Im Exekutionsverfahren gemäß § 355 EO ist maßgeblich, ob das Verhalten des Verpflichteten (hier der klagenden Partei) gegen den Exekutionstitel verstößt. Dies ist hier ein Teilvergleich, in dem sich die nun klagende Partei verpflichtete, es zu unterlassen, bestimmte, näher bezeichnete wörtliche und/oder sinngemäße Behauptungen aufzustellen und/oder zu verbreiten. Im Exekutionsverfahren wird nun geltend gemacht, die klagende Partei selbst habe derartige Behauptungen wieder aufgestellt; dabei handelt es sich gerade nicht um die Wiedergabe von Äußerungen anderer Personen Dritter im Sinn von Zitaten. Entgegen den Revisionsausführungen identifiziert sich die klagende Partei gerade mit den Behauptungen, zu deren Unterlassung sie sich mit gerichtlichem Vergleich verpflichtete. Sie wiederholt diese Äußerungen im Zusammenhang mit dem Bericht über ein ihr solche verbietendes Urteil und erklärt, ein solches Urteil nicht zu akzeptieren.

Weiters wird als erheblich die Rechtsfrage releviert, ob den Betreiber eines Online-Archivs ohne vorherige Abmahnung ein Verschulden trifft. Auch hier ist hervorzuheben, dass die klagende Partei keineswegs nur die Stellung eines Providers hat, sondern einen von ihr zuvor - nachdem sie die Unterlassungsverpflichtung in einem gerichtlichen Teilvergleich eingegangen war - im Printmedium veröffentlichten Artikel ihr Online-Archiv aufgenommen hat.

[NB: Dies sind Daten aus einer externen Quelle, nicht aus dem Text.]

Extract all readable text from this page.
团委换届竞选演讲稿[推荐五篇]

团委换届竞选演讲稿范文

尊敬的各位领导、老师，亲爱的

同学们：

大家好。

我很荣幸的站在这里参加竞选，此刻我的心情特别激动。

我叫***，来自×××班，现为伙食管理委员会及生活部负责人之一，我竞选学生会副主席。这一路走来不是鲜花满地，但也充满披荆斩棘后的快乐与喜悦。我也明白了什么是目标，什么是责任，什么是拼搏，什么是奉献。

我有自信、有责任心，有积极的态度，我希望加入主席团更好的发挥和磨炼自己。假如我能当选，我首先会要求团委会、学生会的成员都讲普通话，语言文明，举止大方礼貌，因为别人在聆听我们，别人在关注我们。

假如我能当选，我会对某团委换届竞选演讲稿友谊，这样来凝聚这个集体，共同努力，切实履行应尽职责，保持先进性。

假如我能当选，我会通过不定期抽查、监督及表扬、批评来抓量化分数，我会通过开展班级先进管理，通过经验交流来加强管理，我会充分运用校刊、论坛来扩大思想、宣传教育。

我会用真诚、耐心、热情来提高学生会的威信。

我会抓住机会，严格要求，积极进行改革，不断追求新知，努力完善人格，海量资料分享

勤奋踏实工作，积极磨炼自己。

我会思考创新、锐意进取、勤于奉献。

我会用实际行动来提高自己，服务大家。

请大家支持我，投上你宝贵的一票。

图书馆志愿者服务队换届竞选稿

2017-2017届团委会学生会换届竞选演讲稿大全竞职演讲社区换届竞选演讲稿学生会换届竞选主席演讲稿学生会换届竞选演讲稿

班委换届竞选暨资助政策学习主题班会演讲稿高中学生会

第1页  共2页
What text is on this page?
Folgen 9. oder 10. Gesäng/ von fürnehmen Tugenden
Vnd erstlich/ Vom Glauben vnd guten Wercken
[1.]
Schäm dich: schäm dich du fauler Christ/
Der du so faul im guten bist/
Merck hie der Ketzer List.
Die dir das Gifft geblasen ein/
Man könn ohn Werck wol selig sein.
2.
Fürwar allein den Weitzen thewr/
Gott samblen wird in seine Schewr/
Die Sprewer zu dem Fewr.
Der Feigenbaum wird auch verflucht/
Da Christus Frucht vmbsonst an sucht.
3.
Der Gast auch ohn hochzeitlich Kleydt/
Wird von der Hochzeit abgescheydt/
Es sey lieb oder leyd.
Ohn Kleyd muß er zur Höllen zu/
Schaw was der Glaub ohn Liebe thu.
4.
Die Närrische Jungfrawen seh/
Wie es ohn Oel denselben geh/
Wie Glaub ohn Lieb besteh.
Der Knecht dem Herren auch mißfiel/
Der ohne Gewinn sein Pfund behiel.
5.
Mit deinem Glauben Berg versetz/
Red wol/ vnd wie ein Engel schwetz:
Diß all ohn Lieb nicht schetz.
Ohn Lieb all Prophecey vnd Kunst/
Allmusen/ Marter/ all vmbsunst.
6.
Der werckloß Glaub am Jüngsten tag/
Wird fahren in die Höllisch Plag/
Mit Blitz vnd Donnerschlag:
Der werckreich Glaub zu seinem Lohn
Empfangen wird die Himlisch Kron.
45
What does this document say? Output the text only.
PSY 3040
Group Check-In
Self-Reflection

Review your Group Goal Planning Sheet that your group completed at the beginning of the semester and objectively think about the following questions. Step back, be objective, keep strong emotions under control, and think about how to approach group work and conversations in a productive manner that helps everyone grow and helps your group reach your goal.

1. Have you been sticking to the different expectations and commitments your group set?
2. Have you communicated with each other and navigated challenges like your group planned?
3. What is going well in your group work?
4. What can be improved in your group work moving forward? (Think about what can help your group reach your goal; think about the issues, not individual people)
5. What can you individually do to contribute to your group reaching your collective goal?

Die Bejahung eines Verschuldens der klagenden Partei, ohne dass vor Einbringung des Exekutionsantrags gegen sie eine Abmahnung erforderlich gewesen wäre, erweckt in einem derartigen Fall keine Bedenken.

Die zuletzt relevierte Frage, wie lange gegen einen im Online-Archiv abrufbaren Artikel Exekution geführt werden könne, konkret, ob in einem solchen Fall die Verjährungsregeln obsolet wären, stellt sich schon deshalb nicht, weil dieser Einwand in der Impugnationsklage nicht geltend gemacht wurde.

Die Revision ist daher als unzulässig zurückzuweisen.

Die Kostenentscheidung gründet sich auf §§ 41, 50 ZPO. Der Revisionsgegner hat in der Revisionsbeantwortung auf die Unzulässigkeit der gegnerischen Revision hingewiesen.